DIY trading robot: what's in the boxes?

DIY trading robot: what's in the boxes?

In the first two parts we collected the skeleton of the advisor: quotes, prompt, model, storage, core. Now the main question is - in what form can it be collected?

A trading advisor is not a thing in itself. And not something in a box that you can put on a shelf and forget. It needs to be launched, you need to connect to it, you need to request analysis from it, and then receive a signal.

And as soon as you say this, the question becomes practical: in what form will we use this product? Although there is a choice, it is not unlimited.

The most understandable option is to run the program on a personal computer: desktop, laptop, it’s not so important. The second option is a self-hosted solution, when we launch the service on a rented machine on the Internet. And if we are greedy or enterprising enough, choose what suits you best, you can put together a full-fledged SaaS and provide trading signals as a service.

If we simplify it to one diagram, all three options differ in their answers to the same questions: where the advisor lives, who holds the keys and data, who pays for the infrastructure and tokens, and who is responsible when something breaks. Next, let's go through each box separately and see which modules remain the same and which ones change dramatically along with the delivery form.

"Mine, everything is mine" - desktop version

Desktop is the most direct and understandable option: the advisor lives on the user’s computer. Everything he knows and does remains nearby: settings, keys, candle history, cache, signals, logs. This immediately relieves half of the worries about “where is my data” and “who else can see this.”

The advantages here are obvious. Firstly, everything is stored locally, without external infrastructure and unnecessary intermediaries. Secondly, access to signals is fast: you open the application and see what is happening, without depending on your server. Thirdly, this option is easier to expand in the future: you can add plugins for exchanges, models, news sources and not turn the product into a monolith, if the architecture allows it.

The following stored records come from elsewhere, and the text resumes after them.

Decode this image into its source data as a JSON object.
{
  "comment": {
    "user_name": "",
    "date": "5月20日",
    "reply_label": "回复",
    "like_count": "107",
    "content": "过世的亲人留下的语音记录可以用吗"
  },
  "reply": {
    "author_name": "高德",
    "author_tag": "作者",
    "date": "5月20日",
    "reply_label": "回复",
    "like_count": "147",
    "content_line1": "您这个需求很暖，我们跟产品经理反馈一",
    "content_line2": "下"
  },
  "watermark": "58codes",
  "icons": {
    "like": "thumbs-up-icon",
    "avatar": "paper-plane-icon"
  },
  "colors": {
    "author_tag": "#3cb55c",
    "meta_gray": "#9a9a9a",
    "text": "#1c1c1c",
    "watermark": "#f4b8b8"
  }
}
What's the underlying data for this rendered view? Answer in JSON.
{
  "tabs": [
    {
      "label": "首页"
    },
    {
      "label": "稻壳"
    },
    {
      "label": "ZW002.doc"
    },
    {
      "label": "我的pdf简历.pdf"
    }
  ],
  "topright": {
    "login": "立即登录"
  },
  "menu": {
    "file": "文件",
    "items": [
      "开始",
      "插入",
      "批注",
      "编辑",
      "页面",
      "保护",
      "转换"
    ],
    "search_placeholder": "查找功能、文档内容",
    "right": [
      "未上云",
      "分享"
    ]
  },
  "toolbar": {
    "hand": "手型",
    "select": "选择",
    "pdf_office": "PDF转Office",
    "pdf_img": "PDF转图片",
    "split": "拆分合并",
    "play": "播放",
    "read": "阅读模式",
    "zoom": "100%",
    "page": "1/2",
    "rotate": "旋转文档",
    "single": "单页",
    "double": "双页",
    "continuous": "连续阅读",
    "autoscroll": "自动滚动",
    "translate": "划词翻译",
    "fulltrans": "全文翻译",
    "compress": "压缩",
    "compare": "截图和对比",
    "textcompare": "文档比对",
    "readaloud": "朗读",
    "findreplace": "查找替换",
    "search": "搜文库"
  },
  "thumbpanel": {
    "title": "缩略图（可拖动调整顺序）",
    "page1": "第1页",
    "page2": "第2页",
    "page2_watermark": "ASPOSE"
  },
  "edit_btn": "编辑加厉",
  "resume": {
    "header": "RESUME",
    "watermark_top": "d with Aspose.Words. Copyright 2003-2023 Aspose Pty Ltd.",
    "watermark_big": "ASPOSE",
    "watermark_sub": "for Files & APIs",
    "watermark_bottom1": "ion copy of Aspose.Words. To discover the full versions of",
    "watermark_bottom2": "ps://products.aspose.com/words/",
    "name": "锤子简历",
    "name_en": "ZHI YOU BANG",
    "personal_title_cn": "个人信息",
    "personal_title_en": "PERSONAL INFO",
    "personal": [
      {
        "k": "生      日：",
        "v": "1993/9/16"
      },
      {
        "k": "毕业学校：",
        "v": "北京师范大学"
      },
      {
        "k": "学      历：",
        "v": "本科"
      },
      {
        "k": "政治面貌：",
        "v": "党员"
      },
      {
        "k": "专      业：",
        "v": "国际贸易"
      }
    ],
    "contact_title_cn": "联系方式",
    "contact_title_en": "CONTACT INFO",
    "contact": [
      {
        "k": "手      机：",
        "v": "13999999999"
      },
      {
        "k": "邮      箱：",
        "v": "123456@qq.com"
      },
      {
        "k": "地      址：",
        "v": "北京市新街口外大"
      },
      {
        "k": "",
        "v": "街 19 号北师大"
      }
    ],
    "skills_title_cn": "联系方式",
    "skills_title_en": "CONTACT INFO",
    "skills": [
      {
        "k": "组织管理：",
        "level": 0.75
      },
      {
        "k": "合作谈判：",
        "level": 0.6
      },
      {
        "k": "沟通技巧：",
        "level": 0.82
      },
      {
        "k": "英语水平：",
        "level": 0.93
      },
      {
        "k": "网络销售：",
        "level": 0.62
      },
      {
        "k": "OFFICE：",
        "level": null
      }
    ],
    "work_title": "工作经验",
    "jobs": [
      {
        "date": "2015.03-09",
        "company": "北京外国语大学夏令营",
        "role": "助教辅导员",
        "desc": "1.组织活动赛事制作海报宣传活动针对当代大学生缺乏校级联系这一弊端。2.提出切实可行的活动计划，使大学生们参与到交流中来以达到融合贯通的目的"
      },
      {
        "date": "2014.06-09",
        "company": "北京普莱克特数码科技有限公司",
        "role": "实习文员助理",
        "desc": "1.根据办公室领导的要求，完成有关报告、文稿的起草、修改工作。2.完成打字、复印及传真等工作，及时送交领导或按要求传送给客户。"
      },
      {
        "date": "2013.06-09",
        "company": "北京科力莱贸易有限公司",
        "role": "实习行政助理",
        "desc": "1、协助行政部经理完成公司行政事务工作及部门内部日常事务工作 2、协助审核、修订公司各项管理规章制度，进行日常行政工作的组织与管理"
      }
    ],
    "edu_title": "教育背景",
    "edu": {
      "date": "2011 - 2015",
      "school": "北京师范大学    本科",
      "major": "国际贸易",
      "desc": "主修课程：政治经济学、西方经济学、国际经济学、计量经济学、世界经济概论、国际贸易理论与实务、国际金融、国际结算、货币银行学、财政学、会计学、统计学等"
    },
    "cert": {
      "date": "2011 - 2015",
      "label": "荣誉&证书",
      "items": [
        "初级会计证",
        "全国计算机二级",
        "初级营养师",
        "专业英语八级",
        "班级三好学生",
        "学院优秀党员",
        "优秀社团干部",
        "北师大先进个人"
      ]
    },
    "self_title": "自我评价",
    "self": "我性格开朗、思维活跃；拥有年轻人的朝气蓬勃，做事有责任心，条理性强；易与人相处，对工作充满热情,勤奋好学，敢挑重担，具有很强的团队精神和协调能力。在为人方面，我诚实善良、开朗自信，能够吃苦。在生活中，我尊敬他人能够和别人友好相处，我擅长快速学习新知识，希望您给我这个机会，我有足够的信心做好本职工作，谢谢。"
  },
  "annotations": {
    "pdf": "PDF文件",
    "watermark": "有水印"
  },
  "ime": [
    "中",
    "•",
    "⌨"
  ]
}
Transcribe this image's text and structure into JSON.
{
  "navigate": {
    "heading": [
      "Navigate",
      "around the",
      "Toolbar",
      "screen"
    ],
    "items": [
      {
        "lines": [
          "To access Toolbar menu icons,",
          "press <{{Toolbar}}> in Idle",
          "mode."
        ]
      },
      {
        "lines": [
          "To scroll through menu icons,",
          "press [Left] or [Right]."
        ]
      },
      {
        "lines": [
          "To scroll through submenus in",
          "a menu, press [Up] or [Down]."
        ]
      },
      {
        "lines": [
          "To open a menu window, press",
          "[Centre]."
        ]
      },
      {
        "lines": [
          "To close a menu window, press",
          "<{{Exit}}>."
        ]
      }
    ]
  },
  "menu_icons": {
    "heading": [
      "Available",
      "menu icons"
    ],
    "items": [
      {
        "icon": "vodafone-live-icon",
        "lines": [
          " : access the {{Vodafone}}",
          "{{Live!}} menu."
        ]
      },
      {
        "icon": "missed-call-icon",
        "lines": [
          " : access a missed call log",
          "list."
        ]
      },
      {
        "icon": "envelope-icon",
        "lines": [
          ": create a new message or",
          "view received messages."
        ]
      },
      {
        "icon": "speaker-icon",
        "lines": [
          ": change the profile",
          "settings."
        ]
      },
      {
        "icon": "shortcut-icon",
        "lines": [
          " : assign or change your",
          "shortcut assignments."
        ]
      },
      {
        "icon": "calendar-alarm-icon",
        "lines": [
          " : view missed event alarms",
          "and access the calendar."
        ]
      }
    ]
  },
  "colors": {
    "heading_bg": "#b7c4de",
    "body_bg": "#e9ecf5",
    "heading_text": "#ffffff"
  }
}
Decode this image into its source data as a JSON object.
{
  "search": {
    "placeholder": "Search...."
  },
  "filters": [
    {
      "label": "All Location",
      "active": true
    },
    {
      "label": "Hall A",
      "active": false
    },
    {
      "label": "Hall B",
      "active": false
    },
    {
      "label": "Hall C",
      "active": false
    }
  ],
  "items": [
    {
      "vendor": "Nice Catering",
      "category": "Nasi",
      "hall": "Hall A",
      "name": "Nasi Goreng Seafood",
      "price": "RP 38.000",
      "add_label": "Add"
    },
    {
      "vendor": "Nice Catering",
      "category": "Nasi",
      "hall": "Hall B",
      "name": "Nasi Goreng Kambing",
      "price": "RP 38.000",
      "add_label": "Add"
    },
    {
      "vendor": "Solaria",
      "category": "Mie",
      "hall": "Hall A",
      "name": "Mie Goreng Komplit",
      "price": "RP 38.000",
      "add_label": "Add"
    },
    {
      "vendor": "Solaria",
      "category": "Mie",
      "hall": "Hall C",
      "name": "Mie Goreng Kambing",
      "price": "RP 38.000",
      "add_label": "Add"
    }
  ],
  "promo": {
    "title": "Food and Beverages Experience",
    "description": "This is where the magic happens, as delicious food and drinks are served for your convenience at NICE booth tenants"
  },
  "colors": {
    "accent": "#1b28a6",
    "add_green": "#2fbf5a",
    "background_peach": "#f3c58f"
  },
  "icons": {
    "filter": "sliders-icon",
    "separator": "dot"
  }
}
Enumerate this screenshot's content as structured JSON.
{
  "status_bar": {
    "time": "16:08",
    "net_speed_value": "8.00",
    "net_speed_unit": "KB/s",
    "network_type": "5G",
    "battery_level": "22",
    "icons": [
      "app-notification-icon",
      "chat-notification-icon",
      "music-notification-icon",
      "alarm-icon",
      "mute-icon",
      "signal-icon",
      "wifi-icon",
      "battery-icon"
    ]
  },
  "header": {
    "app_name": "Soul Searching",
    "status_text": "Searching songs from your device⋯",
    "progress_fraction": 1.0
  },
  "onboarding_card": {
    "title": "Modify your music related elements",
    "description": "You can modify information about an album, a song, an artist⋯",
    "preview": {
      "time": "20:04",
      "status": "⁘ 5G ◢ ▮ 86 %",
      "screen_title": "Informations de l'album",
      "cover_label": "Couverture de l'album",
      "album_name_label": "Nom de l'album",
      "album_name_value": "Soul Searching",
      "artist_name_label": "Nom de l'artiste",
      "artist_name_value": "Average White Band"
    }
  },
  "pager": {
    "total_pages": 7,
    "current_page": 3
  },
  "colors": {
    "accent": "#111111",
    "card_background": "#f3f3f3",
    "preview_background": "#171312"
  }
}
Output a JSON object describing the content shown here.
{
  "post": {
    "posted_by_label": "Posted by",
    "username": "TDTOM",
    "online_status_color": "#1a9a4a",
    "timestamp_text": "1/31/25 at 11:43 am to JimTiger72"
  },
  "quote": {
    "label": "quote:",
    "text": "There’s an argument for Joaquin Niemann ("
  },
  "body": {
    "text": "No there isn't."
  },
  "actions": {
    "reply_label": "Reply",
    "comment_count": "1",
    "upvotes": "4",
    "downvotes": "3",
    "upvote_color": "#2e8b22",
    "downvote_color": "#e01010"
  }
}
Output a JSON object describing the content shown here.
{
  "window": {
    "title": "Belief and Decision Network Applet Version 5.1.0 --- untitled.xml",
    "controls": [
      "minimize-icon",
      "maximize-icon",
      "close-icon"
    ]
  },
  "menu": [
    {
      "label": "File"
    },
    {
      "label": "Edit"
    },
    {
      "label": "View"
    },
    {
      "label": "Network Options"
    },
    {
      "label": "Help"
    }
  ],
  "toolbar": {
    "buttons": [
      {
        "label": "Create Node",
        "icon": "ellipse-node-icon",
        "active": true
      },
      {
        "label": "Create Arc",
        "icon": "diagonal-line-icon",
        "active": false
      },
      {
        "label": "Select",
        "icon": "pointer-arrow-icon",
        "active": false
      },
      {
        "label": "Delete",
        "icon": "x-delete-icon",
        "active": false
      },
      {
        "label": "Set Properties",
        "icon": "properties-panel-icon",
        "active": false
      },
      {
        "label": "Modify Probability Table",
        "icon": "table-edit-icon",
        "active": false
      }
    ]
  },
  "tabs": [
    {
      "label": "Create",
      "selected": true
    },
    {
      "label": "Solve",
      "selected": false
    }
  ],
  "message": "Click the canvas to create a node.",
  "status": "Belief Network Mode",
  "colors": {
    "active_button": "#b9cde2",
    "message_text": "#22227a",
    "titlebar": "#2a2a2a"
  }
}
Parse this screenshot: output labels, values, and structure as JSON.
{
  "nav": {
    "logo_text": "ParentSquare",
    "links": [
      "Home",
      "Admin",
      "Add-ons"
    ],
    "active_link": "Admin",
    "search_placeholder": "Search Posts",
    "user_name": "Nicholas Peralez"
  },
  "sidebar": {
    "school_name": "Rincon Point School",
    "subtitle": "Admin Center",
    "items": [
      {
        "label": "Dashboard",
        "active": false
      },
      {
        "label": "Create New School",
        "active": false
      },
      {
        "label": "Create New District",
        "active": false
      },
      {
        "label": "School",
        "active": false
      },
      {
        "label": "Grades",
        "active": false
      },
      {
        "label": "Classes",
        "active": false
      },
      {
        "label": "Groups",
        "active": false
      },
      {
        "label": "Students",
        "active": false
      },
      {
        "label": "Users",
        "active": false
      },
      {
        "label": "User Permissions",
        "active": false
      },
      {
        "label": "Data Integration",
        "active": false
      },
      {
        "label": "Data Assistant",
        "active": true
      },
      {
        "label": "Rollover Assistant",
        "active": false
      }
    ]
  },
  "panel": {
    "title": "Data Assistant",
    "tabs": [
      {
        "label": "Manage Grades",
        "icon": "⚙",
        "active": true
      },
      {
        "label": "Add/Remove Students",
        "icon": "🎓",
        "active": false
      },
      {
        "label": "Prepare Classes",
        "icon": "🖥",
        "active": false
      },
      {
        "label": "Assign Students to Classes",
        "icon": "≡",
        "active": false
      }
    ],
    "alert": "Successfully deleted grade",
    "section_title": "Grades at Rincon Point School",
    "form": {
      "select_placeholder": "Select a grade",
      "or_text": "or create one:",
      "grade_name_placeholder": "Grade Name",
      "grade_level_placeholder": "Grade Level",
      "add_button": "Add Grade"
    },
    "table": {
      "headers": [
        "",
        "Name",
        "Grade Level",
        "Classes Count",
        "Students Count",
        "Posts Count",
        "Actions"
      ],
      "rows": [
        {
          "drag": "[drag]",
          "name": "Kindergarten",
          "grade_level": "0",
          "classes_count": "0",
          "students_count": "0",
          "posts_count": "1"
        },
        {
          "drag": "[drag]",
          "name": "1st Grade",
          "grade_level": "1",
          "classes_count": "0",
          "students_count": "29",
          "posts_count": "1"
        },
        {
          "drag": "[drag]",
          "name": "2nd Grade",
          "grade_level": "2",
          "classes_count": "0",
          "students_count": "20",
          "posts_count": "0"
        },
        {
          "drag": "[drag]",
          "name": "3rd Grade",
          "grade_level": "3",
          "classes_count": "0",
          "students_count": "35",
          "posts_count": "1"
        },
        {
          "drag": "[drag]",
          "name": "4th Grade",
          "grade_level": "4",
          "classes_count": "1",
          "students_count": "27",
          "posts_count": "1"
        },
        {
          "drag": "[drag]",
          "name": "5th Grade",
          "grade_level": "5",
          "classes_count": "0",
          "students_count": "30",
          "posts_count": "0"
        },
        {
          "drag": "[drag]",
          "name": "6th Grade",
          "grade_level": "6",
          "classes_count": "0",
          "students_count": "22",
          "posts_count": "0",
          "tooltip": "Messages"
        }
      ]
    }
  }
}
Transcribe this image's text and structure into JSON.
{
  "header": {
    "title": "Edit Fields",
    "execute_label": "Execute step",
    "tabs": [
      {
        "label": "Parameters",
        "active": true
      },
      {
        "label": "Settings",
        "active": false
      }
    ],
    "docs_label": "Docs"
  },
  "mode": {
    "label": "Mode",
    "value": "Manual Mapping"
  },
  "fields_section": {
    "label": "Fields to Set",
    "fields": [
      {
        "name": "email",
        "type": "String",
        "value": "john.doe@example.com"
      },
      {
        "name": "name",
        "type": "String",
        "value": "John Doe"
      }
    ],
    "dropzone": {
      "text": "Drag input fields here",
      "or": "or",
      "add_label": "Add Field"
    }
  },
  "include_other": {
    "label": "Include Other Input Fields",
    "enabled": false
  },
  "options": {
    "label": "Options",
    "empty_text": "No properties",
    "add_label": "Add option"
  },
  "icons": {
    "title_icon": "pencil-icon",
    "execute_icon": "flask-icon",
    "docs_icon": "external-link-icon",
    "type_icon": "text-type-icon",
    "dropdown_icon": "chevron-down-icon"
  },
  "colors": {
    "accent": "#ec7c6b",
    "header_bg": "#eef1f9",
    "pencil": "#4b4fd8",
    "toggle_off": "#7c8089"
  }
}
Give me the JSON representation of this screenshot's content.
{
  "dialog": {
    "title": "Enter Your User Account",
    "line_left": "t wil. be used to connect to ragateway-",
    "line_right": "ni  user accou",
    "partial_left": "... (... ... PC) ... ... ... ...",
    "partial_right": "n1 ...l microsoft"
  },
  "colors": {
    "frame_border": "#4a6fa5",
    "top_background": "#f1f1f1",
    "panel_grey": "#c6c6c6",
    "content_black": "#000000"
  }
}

But the desktop has a price. Uptime is far from 100 percent: the laptop was closed, the computer went to sleep, the Internet disappeared, and the advisor “disappeared”. Plus the data is not small: the history of OHLCV is growing quickly, add analysis results, cache, logs, and then more news. And all this will live on the user’s disk. Finally, the load is also local: processor, memory, network, background tasks, and the more often you analyze the market, the more noticeable this is felt..

"Let it lie here for now" - self-hosted service

Self-hosted is when you rent a server on the Internet, deploy an advisor on it and use it as a service. Deployment, config, keys, updates are on your side. Access is usually via the web, sometimes via an API, and the interface opens in a browser from any device.

The advantages start simple: uptime is close to 100 percent. The server does not go to sleep and does not close the laptop lid. Further more important: data sources are closer and more stable, there are fewer random network failures, it is easier to maintain periodicity, and as a result, the signals are more even and predictable. Another practical advantage is access from anywhere: you can connect from different devices and, if necessary, give access to trusted people without sending them the entire project or the keys on a flash drive.

The disadvantages are also standard. Infrastructure costs money, even if not cosmic. Maintenance requires either skills or a person who will cover these skills: updates, backups, logs, monitoring, banal “why the process fell.” And there is the topic of security: keys and data live on the server. Usually this is not a reason to panic, but the “set it and forget it” mode works worse here than in the desktop version.

"Fresh signals! Signals to whom?" - your SaaS

SaaS is not so much a form of delivery as a form of business. You don't "hand the box" to the user and ask him to deploy the service. You maintain the infrastructure yourself and sell access via subscription: signals as a service.

However, in terms of implementation, this is noticeably different from self-hosted. There you have one server and one owner. Users, roles, limits, data isolation, and everything that usually goes along with it appear here: billing, subscription accounting, control of token costs and loads. Plus, you need not only code, but also people who will support it: monitoring, incidents, updates, customer support. And yes, this is already a conversation about processes, and not just about architecture.

But the reward is also different. SaaS is the level at which the product begins to live its own life: you can scale, quickly roll out changes, accumulate statistics on signals, improve quality and package it in understandable tariffs. In fact, this is no longer an “advisor for yourself”, but a platform with growth prospects..

Summary

The advisor does not have one correct box. There is your task, your mode of use and your limitations. For one person, a desktop is more logical, because everything is local and under control. For others, self-hosted is better, because you need stable uptime and access from different devices. And if you think about the product and subscriptions, then this is already SaaS, with its own economy and organization.

The choice should be made not according to taste, but according to plans and capabilities: how much time are you willing to spend on support, who will be responsible for uptime, where the data and keys will be located, and how you will grow if the project suddenly “flies.”